Когда сын отправился играть, Мери спокойно продолжила:
– Мы изнемогаем от долгов. Между нами говоря, я и мой муж получаем жалованье в трех местах, но расходы съедают все до последнего. Я пыталась экономить, но когда речь заходит о Джо, мне очень трудно, и я, как правило, уступаю.
Розали окинула пристальным взором маленького мальчика, увлеченно игравшего в заводной обезьянкой. Он поворачивал ключ, и голова куклы начинала дергаться из стороны в сторону. Должно быть, и эта и другие игрушки, лежавшие на ковре, влетели родителям Джо в копеечку.
– Я очень боюсь, что нас заставят покинуть Типпети Коттедж. Нам это будет очень горько. Джо уже уволил грума и отказался от лошади и экипажа. Теперь он запретил мне покупать что-либо для дома и нанимать слуг. Он надеется расплатиться с кредиторами и поручить свои дела адвокату, а это, несомненно, потребует от нас дополнительных средств.
– Но, по крайней мере, адвокат поможет вам разобраться с вашими трудностями, – ободряюще произнесла Розали.

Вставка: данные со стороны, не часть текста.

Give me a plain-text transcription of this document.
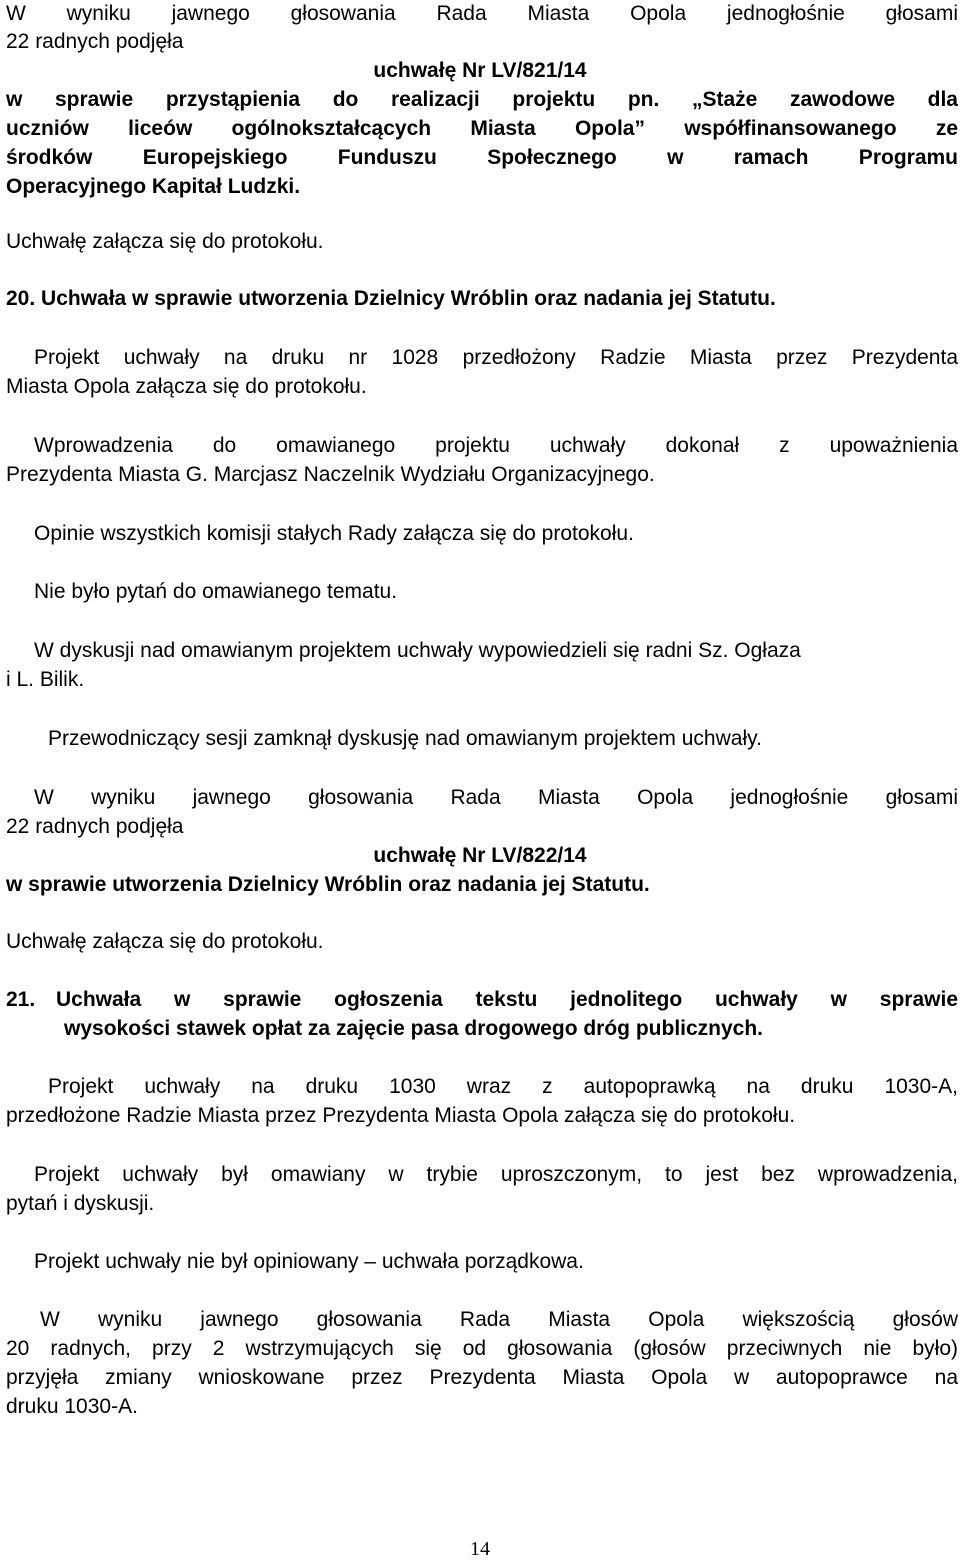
W wyniku jawnego głosowania Rada Miasta Opola jednogłośnie głosami

22 radnych podjęła

uchwałę Nr LV/821/14

w sprawie przystąpienia do realizacji projektu pn. „Staże zawodowe dla

uczniów liceów ogólnokształcących Miasta Opola” współfinansowanego ze

środków Europejskiego Funduszu Społecznego w ramach Programu

Operacyjnego Kapitał Ludzki.

Uchwałę załącza się do protokołu.

20. Uchwała w sprawie utworzenia Dzielnicy Wróblin oraz nadania jej Statutu.

Projekt uchwały na druku nr 1028 przedłożony Radzie Miasta przez Prezydenta

Miasta Opola załącza się do protokołu.

Wprowadzenia do omawianego projektu uchwały dokonał z upoważnienia

Prezydenta Miasta G. Marcjasz Naczelnik Wydziału Organizacyjnego.

Opinie wszystkich komisji stałych Rady załącza się do protokołu.

Nie było pytań do omawianego tematu.

W dyskusji nad omawianym projektem uchwały wypowiedzieli się radni Sz. Ogłaza

i L. Bilik.

Przewodniczący sesji zamknął dyskusję nad omawianym projektem uchwały.

W wyniku jawnego głosowania Rada Miasta Opola jednogłośnie głosami

22 radnych podjęła

uchwałę Nr LV/822/14

w sprawie utworzenia Dzielnicy Wróblin oraz nadania jej Statutu.

Uchwałę załącza się do protokołu.

21. Uchwała w sprawie ogłoszenia tekstu jednolitego uchwały w sprawie

wysokości stawek opłat za zajęcie pasa drogowego dróg publicznych.

Projekt uchwały na druku 1030 wraz z autopoprawką na druku 1030-A,

przedłożone Radzie Miasta przez Prezydenta Miasta Opola załącza się do protokołu.

Projekt uchwały był omawiany w trybie uproszczonym, to jest bez wprowadzenia,

pytań i dyskusji.

Projekt uchwały nie był opiniowany – uchwała porządkowa.

W wyniku jawnego głosowania Rada Miasta Opola większością głosów

20 radnych, przy 2 wstrzymujących się od głosowania (głosów przeciwnych nie było)

przyjęła zmiany wnioskowane przez Prezydenta Miasta Opola w autopoprawce na

druku 1030-A.

14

– Мы оба виноваты, что не сумели справиться, – пояснила Мери. – Мы тратили деньги в основном на образование сына. Сначала мы отправили его в местную школу, затем наняли учителей французского и итальянского, а сейчас у него появился гувернер. До последнего времени у него был также преподаватель музыки. У Джо хорошие способности, и для маленького мальчика он прекрасно играет на скрипке. Бернсы и Фэрбразеры, у которых дети уже выступают на сцене, решили, что мы сошли с ума и собираемся сделать из него джентльмена, а не актера. Но наш Джо очень умный и со временем из него выйдет толк.
Мальчик услыхал свое имя и взглянул на них.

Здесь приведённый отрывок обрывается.